L'arrivée de la troupe à Fort Coyote déplaît au maître de la ville et organisateur du rodéo annuel, Corduroy "D.D" (pour Dent de Diamant) Zilch, qui y voit une concurrence intolérable.
Après avoir recruté un tueur à gâges, Rattlesnake Joe, pour éliminer l'éléphant de Mulligan, Zilch soudoie les indiens en leur promettant une livraison d'alcool. Le cirque détruit, Lucky Luke ruse en s'inscrivant avec tous les membres de la troupe au rodéo qui se transforme en une représentation triomphale devant Jules Framboise, un promoteur de spectacle français.

C'est avec deux albums extraordinaires, des classiques de la série, que Lucky Luke aborde les seventies : les couvertures sont parmi les plus belles et mémorables, annonçant des histoires savoureuses et épiques.

Jesse James renoue avec un des exercices favoris de Goscinny, le détournement d'une icone historique : en guise de préambule, le scénariste présente une biographie résumée de la véritable carrière de celui que la légende donnait davantage comme un sympathique bandit que comme l'authentique fripouille qu'il fut - sa misérable fin (tué dans le dos par un de ses complices, Robert Ford, avec l'arme qu'il venait de lui offrir) fut au diapason de son existence qui n'avait rien d'aussi aimable que celle de son modèle, Robin des bois.

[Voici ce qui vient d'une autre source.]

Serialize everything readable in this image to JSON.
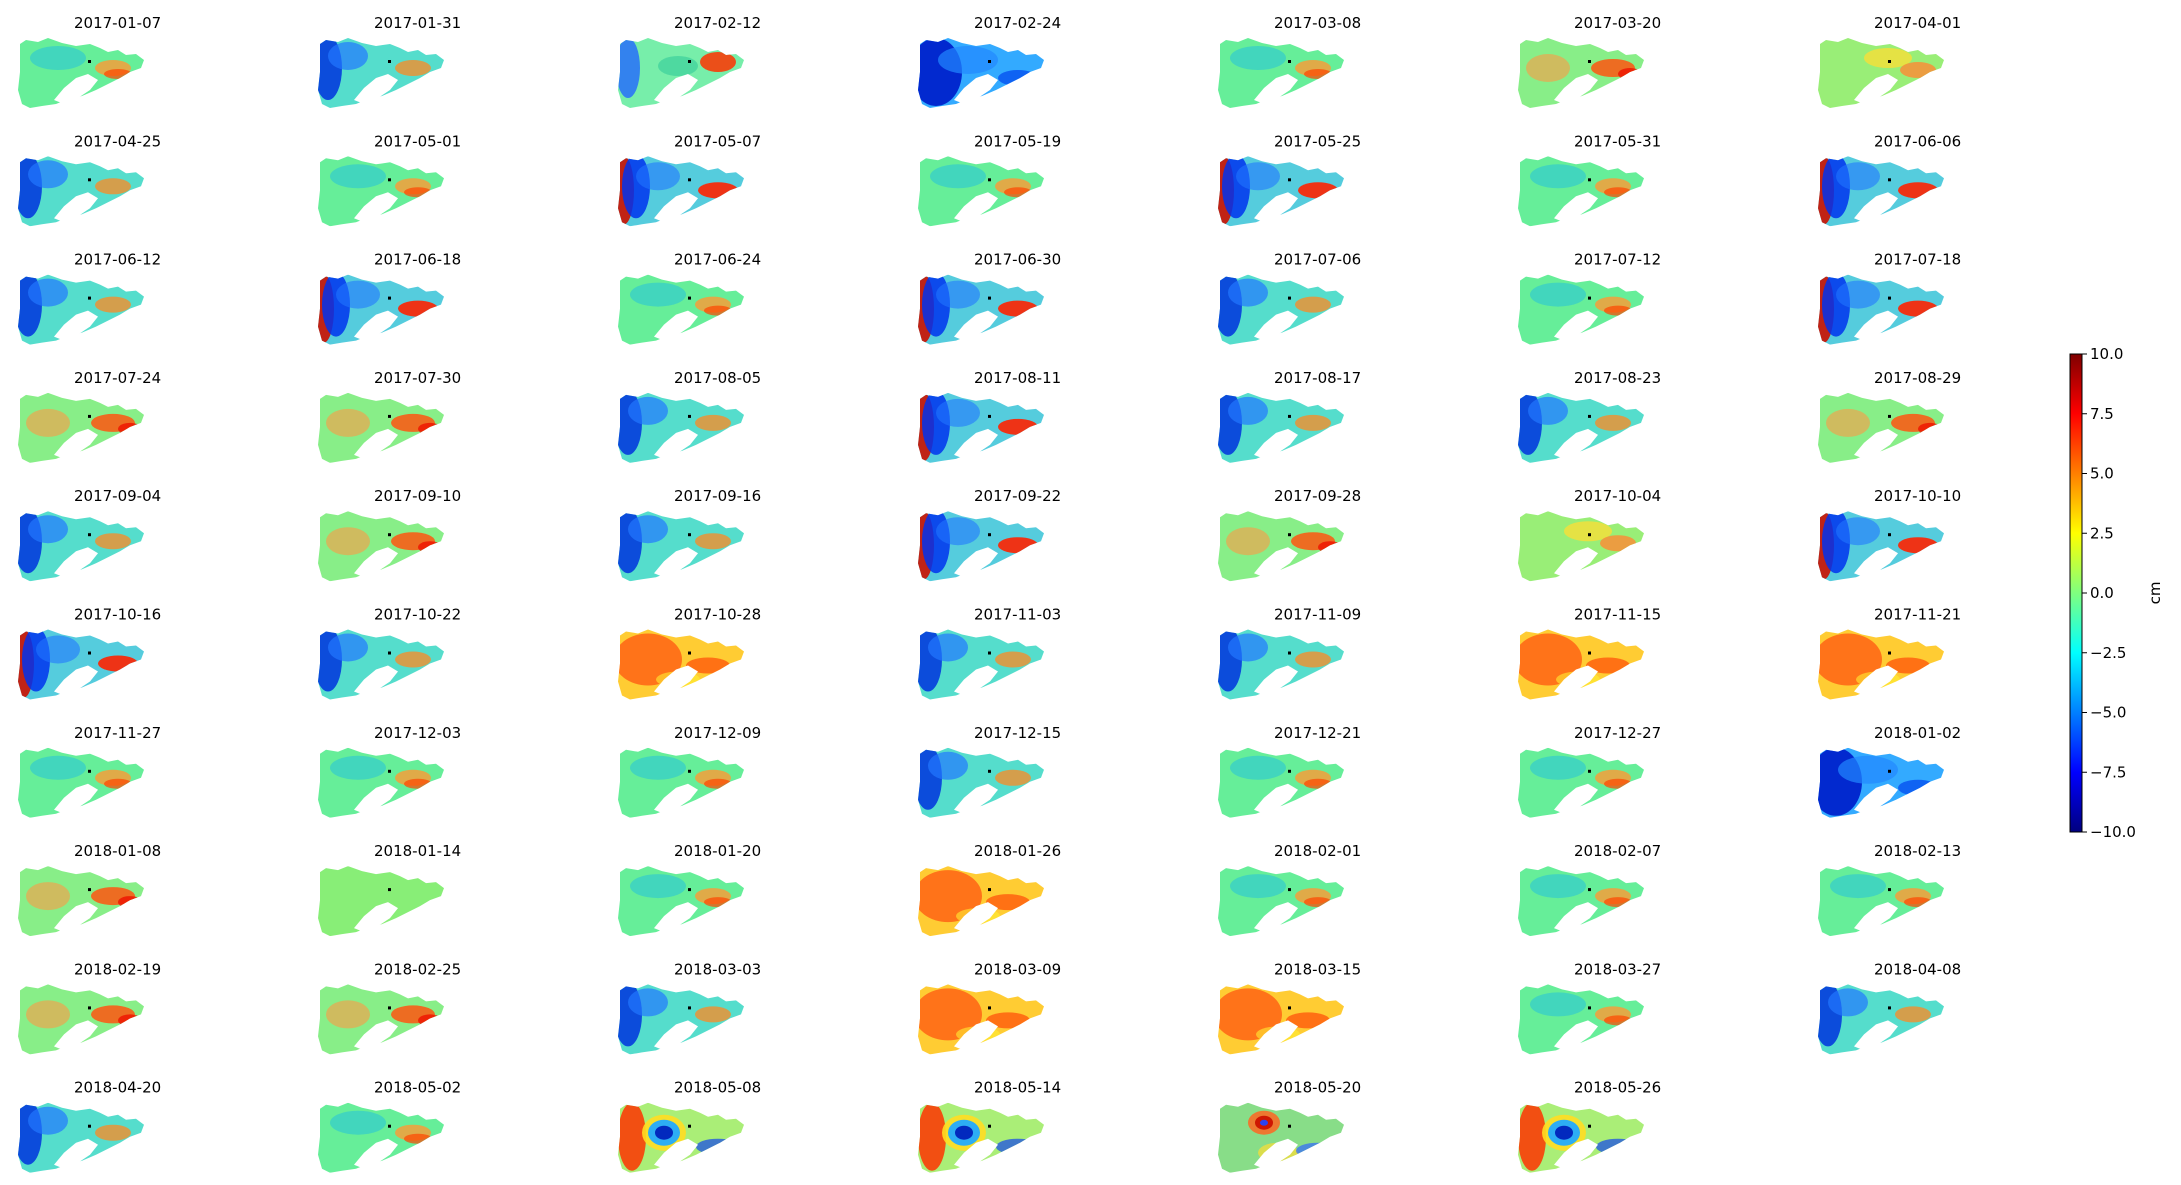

Puis la fiction prend le relais avec une entrée en matière très accrocheuse : trois pages pour chacun des protagonistes, synthétisant les mérites de Lucky Luke (et Jolly Jumper, qui devient de plus en plus cabotin, et qui dialogue même directement avec son cavalier - même si Goscinny n'emploiera plus jamais ce procédé ensuite) puis de Jesse James. On pressent une opposition d'anthologie, et on ne sera pas déçu.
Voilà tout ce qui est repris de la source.